In each issue of GovConExec‘s magazine, government contracting executives sound off about issues facing both public and private sector organizations including big data, mobility and bring your own device to work, among others.
Top thought leaders caught up with GovConExec in the Spring 2012 issue on C4ISR and how it is affected by big data following the Winter 2011 issue, which focused on the new C4ISR.
C4ISR has driven revolutionary changes in military affairs and completely altered the nature of intelligence missions and warfare.

Executives told GovConExec about customers’ needs, where the next innovations will come from and special network and security requirements that the government will soon address.
According to Bob Edmonds, vice president of Air Force programs at ITT Exelis, USAF leaders frequently tell him they are swimming in sensors and drowning in data.
Edmonds said the most pressing need is the ability to manage large amounts of data sets and finding ways to collect, process, manage, protect and exploit useful information from the data unmanned aerial systems are aggregating.
He told GovConExec that in the future, products will more fully exploit the C4ISR spectrum to enhance future platforms and weapons, but this will demand a better understanding of cyber technologies and security needs.

With increasing budget constraints, Edmonds said the government is going to have to partner with industry to develop technology that drives costs down by use of open architecture-based autonomous systems.
Terry Collins, Boeing’s vice president and general manager for electronic and mission systems, suggested to GovConExec that C4ISR is becoming more critical than ever as the government operates with fewer boots on the ground.
Collins said it is critical that government and industry continuously strive to make C4ISR capabilities more affordable and adaptable for a changing strategic environment.

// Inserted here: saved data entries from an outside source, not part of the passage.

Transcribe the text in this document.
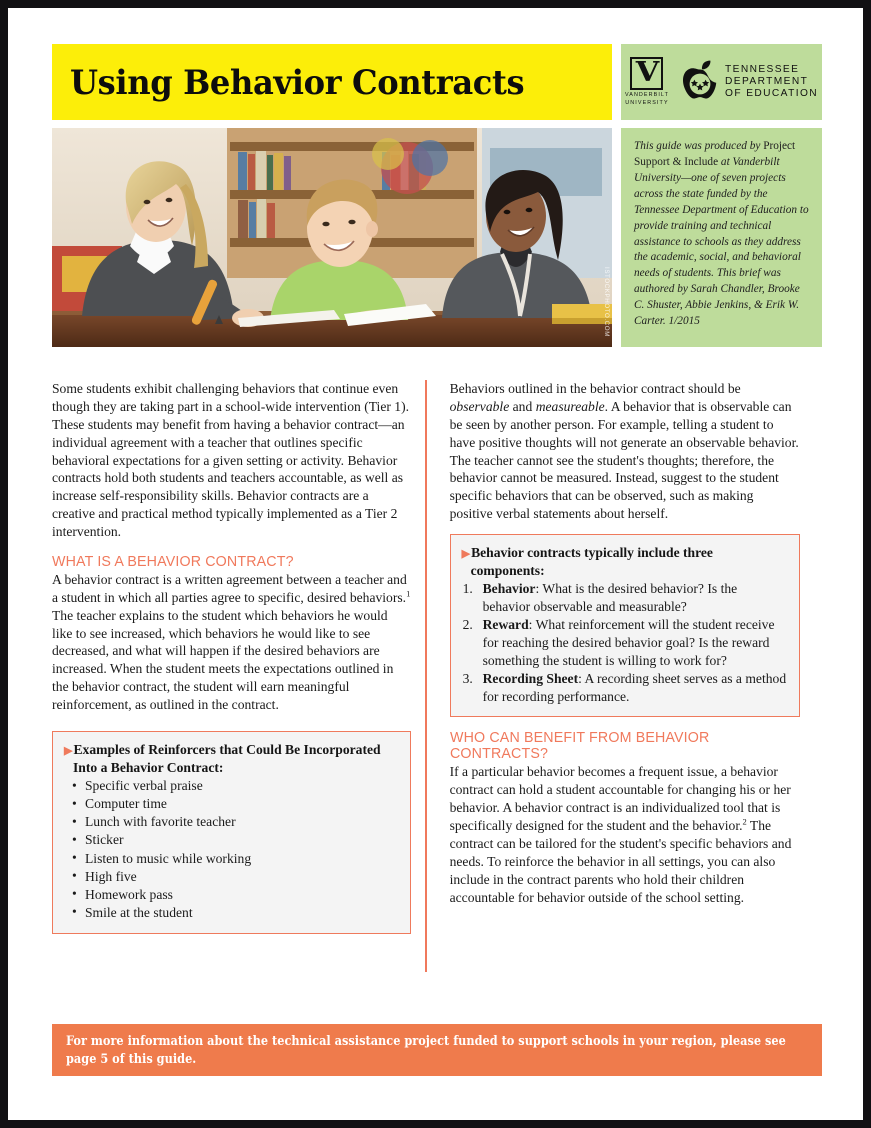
Using Behavior Contracts	V
VANDERBILT
UNIVERSITY
TENNESSEE
DEPARTMENT
OF EDUCATION
ISTOCKPHOTO.COM

This guide was produced by Project Support & Include at Vanderbilt University—one of seven projects across the state funded by the Tennessee Department of Education to provide training and technical assistance to schools as they address the academic, social, and behavioral needs of students. This brief was authored by Sarah Chandler, Brooke C. Shuster, Abbie Jenkins, & Erik W. Carter. 1/2015

Some students exhibit challenging behaviors that continue even though they are taking part in a school-wide intervention (Tier 1). These students may benefit from having a behavior contract—an individual agreement with a teacher that outlines specific behavioral expectations for a given setting or activity. Behavior contracts hold both students and teachers accountable, as well as increase self-responsibility skills. Behavior contracts are a creative and practical method typically implemented as a Tier 2 intervention.

WHAT IS A BEHAVIOR CONTRACT?

A behavior contract is a written agreement between a teacher and a student in which all parties agree to specific, desired behaviors.$^1$ The teacher explains to the student which behaviors he would like to see increased, which behaviors he would like to see decreased, and what will happen if the desired behaviors are increased. When the student meets the expectations outlined in the behavior contract, the student will earn meaningful reinforcement, as outlined in the contract.

▶Examples of Reinforcers that Could Be Incorporated Into a Behavior Contract:
• Specific verbal praise
• Computer time
• Lunch with favorite teacher
• Sticker
• Listen to music while working
• High five
• Homework pass
• Smile at the student

Behaviors outlined in the behavior contract should be observable and measureable. A behavior that is observable can be seen by another person. For example, telling a student to have positive thoughts will not generate an observable behavior. The teacher cannot see the student's thoughts; therefore, the behavior cannot be measured. Instead, suggest to the student specific behaviors that can be observed, such as making positive verbal statements about herself.

▶Behavior contracts typically include three components:
Behavior: What is the desired behavior? Is the behavior observable and measurable?
Reward: What reinforcement will the student receive for reaching the desired behavior goal? Is the reward something the student is willing to work for?
Recording Sheet: A recording sheet serves as a method for recording performance.
WHO CAN BENEFIT FROM BEHAVIOR CONTRACTS?

If a particular behavior becomes a frequent issue, a behavior contract can hold a student accountable for changing his or her behavior. A behavior contract is an individualized tool that is specifically designed for the student and the behavior.$^2$ The contract can be tailored for the student's specific behaviors and needs. To reinforce the behavior in all settings, you can also include in the contract parents who hold their children accountable for behavior outside of the school setting.

For more information about the technical assistance project funded to support schools in your region, please see page 5 of this guide.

C4ISR has are four links to the chain: sensors, assured communications networks, data and actionable information, according to Biff Lyons, Parsons’ vice president of defense and security sector.
Lyons said there is an enormous amount of data being produced through C4ISR that cannot be used in a timely fashion.
He calls for organizations to determine how they can use the data they already have by investing in analytics technologies.

Greg Wenzel, a senior vice president at Booz Allen Hamilton, told GovConExec the next-generation capability needed for C4ISR is an integrating framework.
Wenzel said an interconnected sensor and ground system network would create new capabilities without the cost of an entirely new program and enable government to amplify the money already invested in C4ISR capabilities.
Budget reductions will act as the tipping point to actually achieving this convergence when it comes to C2ISR, Wenzel said.

Chris D“™Ascenzo, BAE Systems’ vice president for intelligence and security, also suggests there is an increased need for interoperability throughout the related community.
The U.S. Army is receiving open architecture products that secure communications and integrate data, D’Ascenzo said.
He suggests there is a need for products in support of coalition networks such as multiple waveform radios, battlefield sensors and other products that act to simplify combat-vehicle C4ISR integration.
D’Ascenzo adds that customers need commercial, off-the-shelf solutions to integrate networks and address technological gaps.